La Mini Transat marquera la fin de la saison, avec un nouvel organisateur, suite au décès, fin 2022, de Marc Chopin, dont la société Korrigan s’occupait de la course. “Il a fallu rebondir très vite, c’est pour ça que nous n’avons pas fait d’appel d’offres, explique Jean Marre. Nous avons étudié deux dossiers très solides, nous avons choisi Versace Sailing Management, la société d’Emmanuel Versace, qui présentait l’avantage d’organiser déjà la Transgascogne et avait de la disponibilité après l’annulation de The Race Around.” Et il en fallait, car ce dernier a dû rependre nombre de dossiers à zéro, y compris celui du parcours. “Il a fallu reprendre toutes les conventions qui devenaient caduques du fait du changement d’organisateur, donc qu’elles repassent devant les collectivités partenaires pour être approuvées”, confirme Emmanuel Versace, sur le point de finaliser celles avec Les Sables d’Olonne (départ), La Palma aux Canaries (escale) et la Guadeloupe pour l’arrivée.

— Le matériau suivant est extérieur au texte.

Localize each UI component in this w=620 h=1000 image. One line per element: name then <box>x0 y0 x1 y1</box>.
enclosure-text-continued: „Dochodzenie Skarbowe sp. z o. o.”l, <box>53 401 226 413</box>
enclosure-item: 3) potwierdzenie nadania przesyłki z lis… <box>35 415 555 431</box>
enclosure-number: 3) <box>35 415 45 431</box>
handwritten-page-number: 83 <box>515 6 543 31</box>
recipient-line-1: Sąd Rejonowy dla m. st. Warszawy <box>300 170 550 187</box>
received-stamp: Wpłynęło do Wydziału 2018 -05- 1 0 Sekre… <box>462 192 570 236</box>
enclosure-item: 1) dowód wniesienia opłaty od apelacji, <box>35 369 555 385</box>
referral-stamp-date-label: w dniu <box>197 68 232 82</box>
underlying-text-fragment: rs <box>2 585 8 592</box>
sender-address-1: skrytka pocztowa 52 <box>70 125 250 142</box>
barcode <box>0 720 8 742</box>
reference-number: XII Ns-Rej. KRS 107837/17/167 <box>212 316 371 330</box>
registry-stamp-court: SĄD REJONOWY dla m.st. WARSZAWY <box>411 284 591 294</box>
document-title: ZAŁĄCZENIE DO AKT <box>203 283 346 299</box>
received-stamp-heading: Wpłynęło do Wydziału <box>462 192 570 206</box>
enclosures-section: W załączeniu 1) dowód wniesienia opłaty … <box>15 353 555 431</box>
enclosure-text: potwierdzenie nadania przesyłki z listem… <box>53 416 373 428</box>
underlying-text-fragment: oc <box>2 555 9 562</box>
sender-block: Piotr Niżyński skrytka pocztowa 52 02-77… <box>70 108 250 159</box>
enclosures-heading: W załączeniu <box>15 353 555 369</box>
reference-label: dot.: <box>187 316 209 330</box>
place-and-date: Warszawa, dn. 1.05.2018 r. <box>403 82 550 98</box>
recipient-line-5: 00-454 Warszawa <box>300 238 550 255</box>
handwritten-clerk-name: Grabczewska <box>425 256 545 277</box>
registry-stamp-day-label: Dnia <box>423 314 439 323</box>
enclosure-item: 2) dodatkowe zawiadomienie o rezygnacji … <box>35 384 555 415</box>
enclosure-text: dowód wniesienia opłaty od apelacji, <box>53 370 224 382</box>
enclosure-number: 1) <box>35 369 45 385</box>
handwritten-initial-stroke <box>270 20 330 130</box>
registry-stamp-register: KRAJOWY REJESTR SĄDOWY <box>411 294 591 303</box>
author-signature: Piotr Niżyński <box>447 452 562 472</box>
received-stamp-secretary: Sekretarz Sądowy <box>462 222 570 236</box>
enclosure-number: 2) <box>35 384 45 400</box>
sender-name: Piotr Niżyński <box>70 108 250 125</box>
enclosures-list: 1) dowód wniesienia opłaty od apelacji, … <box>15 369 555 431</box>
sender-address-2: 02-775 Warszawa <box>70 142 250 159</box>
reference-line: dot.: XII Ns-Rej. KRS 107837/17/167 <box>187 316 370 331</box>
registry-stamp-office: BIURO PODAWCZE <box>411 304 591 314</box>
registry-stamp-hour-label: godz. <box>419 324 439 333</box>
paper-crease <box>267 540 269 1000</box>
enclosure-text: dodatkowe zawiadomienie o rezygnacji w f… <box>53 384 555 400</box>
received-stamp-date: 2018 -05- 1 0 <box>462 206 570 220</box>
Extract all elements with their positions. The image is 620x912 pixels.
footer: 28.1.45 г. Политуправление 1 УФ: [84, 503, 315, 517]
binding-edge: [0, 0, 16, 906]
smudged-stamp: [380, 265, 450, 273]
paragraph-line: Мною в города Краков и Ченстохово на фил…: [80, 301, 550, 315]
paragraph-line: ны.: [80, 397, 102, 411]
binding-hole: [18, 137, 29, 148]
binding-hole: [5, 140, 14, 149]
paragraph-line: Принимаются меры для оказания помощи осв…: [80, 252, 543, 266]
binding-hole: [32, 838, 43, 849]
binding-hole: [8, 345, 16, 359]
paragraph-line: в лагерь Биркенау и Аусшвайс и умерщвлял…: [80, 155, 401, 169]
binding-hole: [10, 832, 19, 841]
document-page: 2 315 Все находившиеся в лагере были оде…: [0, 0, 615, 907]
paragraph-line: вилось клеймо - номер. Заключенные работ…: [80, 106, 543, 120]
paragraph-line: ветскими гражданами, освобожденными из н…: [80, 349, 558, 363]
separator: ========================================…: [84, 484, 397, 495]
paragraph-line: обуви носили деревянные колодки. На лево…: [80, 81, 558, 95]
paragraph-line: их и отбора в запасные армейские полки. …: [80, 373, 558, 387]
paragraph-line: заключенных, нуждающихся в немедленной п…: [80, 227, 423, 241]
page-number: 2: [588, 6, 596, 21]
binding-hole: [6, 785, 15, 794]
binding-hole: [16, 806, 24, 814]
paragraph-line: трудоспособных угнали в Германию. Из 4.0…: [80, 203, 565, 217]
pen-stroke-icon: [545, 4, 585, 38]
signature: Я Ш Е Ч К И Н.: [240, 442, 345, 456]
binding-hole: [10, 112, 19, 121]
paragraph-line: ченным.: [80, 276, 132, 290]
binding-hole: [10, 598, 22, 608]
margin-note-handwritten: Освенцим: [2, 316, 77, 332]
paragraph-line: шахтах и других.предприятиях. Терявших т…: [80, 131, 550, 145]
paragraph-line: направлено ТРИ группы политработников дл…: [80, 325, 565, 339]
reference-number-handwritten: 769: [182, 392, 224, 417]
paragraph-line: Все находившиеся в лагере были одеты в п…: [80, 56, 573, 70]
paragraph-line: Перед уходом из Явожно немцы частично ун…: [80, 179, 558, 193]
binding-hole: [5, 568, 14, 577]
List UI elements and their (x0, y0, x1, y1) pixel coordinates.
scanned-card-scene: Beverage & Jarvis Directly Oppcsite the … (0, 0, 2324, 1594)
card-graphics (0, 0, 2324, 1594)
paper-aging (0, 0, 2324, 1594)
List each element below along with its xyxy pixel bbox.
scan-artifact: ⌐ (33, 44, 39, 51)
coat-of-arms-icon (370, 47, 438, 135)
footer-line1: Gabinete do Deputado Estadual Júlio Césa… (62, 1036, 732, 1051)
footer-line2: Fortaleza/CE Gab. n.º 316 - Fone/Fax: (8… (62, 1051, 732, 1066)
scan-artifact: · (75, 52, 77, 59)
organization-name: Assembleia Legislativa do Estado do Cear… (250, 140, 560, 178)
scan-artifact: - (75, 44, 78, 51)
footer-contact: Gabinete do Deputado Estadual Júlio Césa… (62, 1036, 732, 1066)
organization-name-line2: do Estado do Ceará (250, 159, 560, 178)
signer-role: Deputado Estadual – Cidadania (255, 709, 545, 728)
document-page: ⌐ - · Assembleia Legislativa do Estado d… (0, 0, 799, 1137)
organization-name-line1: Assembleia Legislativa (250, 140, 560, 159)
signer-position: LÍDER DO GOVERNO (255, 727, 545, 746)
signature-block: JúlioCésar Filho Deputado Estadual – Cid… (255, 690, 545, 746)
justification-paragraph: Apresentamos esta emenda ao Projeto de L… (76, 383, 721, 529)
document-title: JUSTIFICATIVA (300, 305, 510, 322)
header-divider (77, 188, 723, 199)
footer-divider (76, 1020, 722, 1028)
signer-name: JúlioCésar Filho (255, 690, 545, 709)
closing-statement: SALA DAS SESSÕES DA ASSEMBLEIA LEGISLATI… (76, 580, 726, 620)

L’autre priorité consiste à boucler un budget que Denis Hugues, directeur de course, estime “de 900 000 euros à 1,2 million selon les éditions”, et de trouver un partenaire titre – moyennant, selon Emmanuel Versace, “400 000-450 000 euros” – en remplacement d’Eurochef, qui n’a pas souhaité continuer après l’édition 2021. “Ça va être compliqué vu le timing, mais on a un gros atout, c’est le nombre d’inscrits.” Ce que confirme Denis Hugues : “On a dévoilé l’avis de course lundi, on est à 115 préinscrits au moment où je te parle (jeudi), c’est forcément plus facile de chercher un partenaire dans ces conditions.”